Penggunaan manusia sebagai tenaga kerja akan digantikan oleh robot ataupun
perangkat mesin yang lain. Alasan efisiensi bisa dijadikan acuan dalam menerapkan
kebijakan ini. Dan ini akan mengakibatkan, pengangguran bertambah (negara
berkembang) dan juga ketimpangan sosial melebar.
5. Kesimpulan
Revolusi industri saat ini memasuki fase keempat. Perkembangan
ilmu pengetahuan dan teknologi yang sangat pesat memberikan dampak
yang besar terhadap kehidupan manusia. Banyak kemudahan dan inovasi
yang diperoleh dengan adanya dukungan teknologi digital. Layanan menjadi
lebih cepat dan efisien serta memiliki jangkauan koneksi yang lebih luas
dengan sistem online. Hidup menjadi lebih mudah dan murah.
Namun demikian, digitalisasi program juga membawa dampak
negatif. Peran manusia setahap demi setahap diambil alih oleh mesin
otomatis. Akibatnya, jumlah pengangguran semakin meningkat. Hal ini
tentu saja akan menambah beban masalah lokal maupun nasional. Oleh
karena itu, untuk memanfaatkan peluang dan menjawab tantangan
revolusi industri 4.0, para mahasiswa dan alumni Universitas Terbuka
wajib memiliki kemampuan literasi data, teknologi dan manusia.
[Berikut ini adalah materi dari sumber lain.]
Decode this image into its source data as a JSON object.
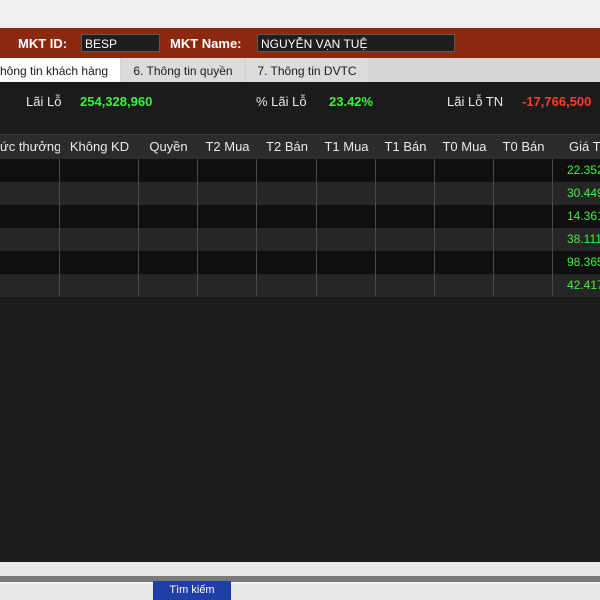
{
  "header": {
    "mkt_id_label": "MKT ID:",
    "mkt_id_value": "BESP",
    "mkt_name_label": "MKT Name:",
    "mkt_name_value": "NGUYỄN VẠN TUỆ"
  },
  "tabs": [
    {
      "label": "hông tin khách hàng"
    },
    {
      "label": "6. Thông tin quyền"
    },
    {
      "label": "7. Thông tin DVTC"
    }
  ],
  "summary": {
    "pnl_label": "Lãi Lỗ",
    "pnl_value": "254,328,960",
    "pnl_pct_label": "% Lãi Lỗ",
    "pnl_pct_value": "23.42%",
    "pnl_tn_label": "Lãi Lỗ TN",
    "pnl_tn_value": "-17,766,500"
  },
  "table": {
    "columns": [
      "ức thưởng",
      "Không KD",
      "Quyền",
      "T2 Mua",
      "T2 Bán",
      "T1 Mua",
      "T1 Bán",
      "T0 Mua",
      "T0 Bán",
      "Giá T"
    ],
    "rows": [
      [
        "",
        "",
        "",
        "",
        "",
        "",
        "",
        "",
        "",
        "22.352"
      ],
      [
        "",
        "",
        "",
        "",
        "",
        "",
        "",
        "",
        "",
        "30.449"
      ],
      [
        "",
        "",
        "",
        "",
        "",
        "",
        "",
        "",
        "",
        "14.361"
      ],
      [
        "",
        "",
        "",
        "",
        "",
        "",
        "",
        "",
        "",
        "38.111"
      ],
      [
        "",
        "",
        "",
        "",
        "",
        "",
        "",
        "",
        "",
        "98.365"
      ],
      [
        "",
        "",
        "",
        "",
        "",
        "",
        "",
        "",
        "",
        "42.417"
      ]
    ]
  },
  "footer": {
    "search_button": "Tìm kiếm"
  }
}
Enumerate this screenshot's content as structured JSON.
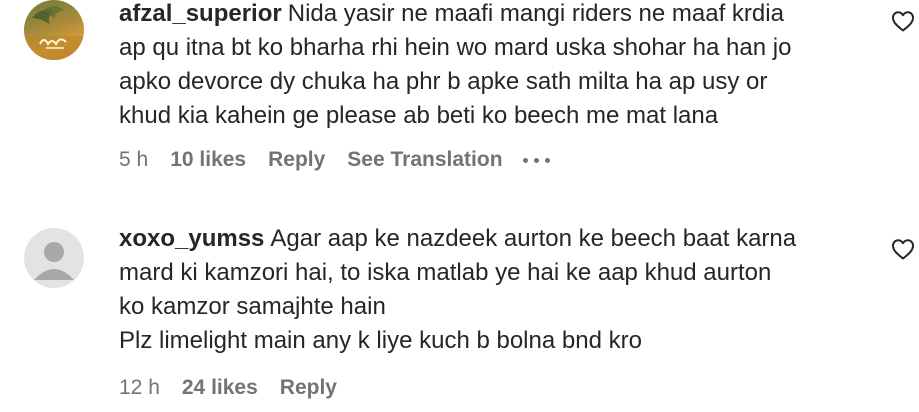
{
  "comments": [
    {
      "username": "afzal_superior",
      "lines": [
        "Nida yasir ne maafi mangi riders ne maaf krdia",
        "ap qu itna bt ko bharha rhi hein wo mard uska shohar ha han jo",
        "apko devorce dy chuka ha phr b apke sath milta ha ap usy or",
        "khud kia kahein ge please ab beti ko beech me mat lana"
      ],
      "time": "5 h",
      "likes": "10 likes",
      "reply": "Reply",
      "translation": "See Translation",
      "avatar_icon": "profile-photo-icon",
      "like_icon": "heart-outline-icon"
    },
    {
      "username": "xoxo_yumss",
      "lines": [
        "Agar aap ke nazdeek aurton ke beech baat karna",
        "mard ki kamzori hai, to iska matlab ye hai ke aap khud aurton",
        "ko kamzor samajhte hain",
        "Plz limelight main any k liye kuch b bolna bnd kro"
      ],
      "time": "12 h",
      "likes": "24 likes",
      "reply": "Reply",
      "avatar_icon": "default-avatar-icon",
      "like_icon": "heart-outline-icon"
    }
  ],
  "colors": {
    "text": "#262626",
    "secondary": "#737373",
    "background": "#ffffff"
  }
}
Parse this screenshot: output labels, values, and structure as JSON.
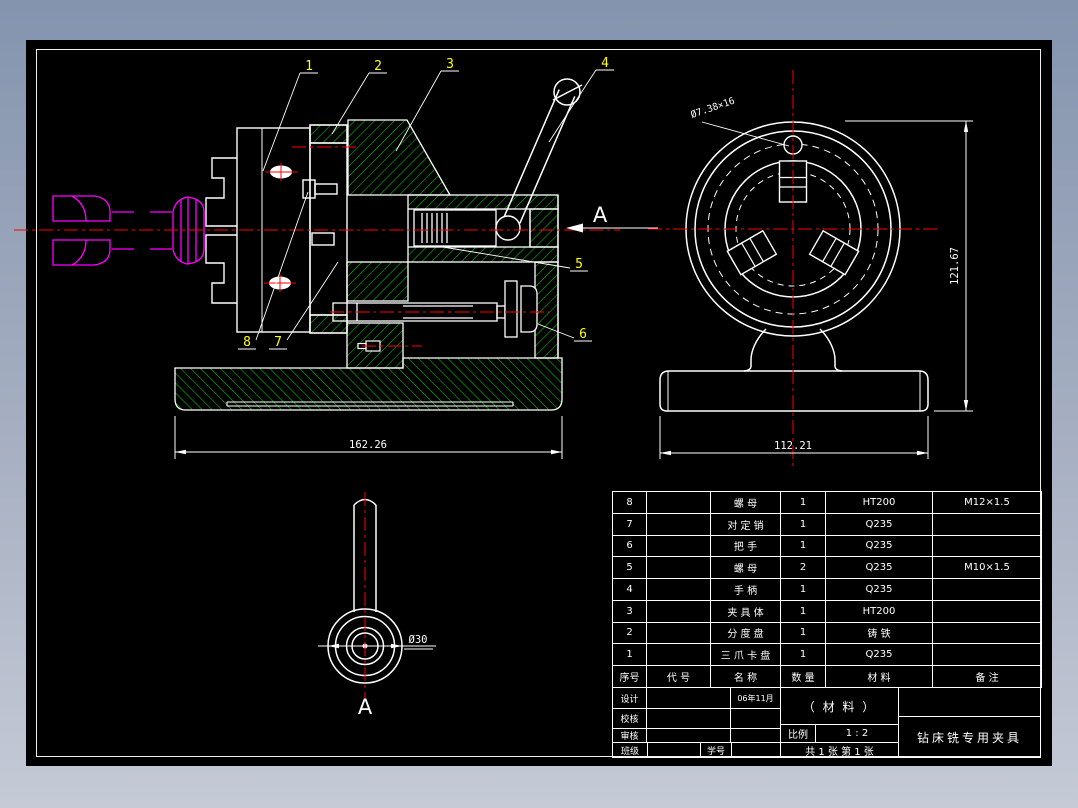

Literasi data dibutuhkan oleh alumni UT untuk meningkatkan skill dalam
mengolah dan menganalisis big data untuk kepentingan peningkatan
layanan publik dan bisnis. Literasi teknologi menunjukkan kemampuan
untuk memanfaatkan teknologi digital guna mengolah data dan informasi.
Sedangkan literasi manusia wajib dikuasai karena menunjukan elemen
softskill atau pengembangan karakter individu untuk bisa berkolaborasi,
adaptif dan menjadi arif di era “banjir” informasi.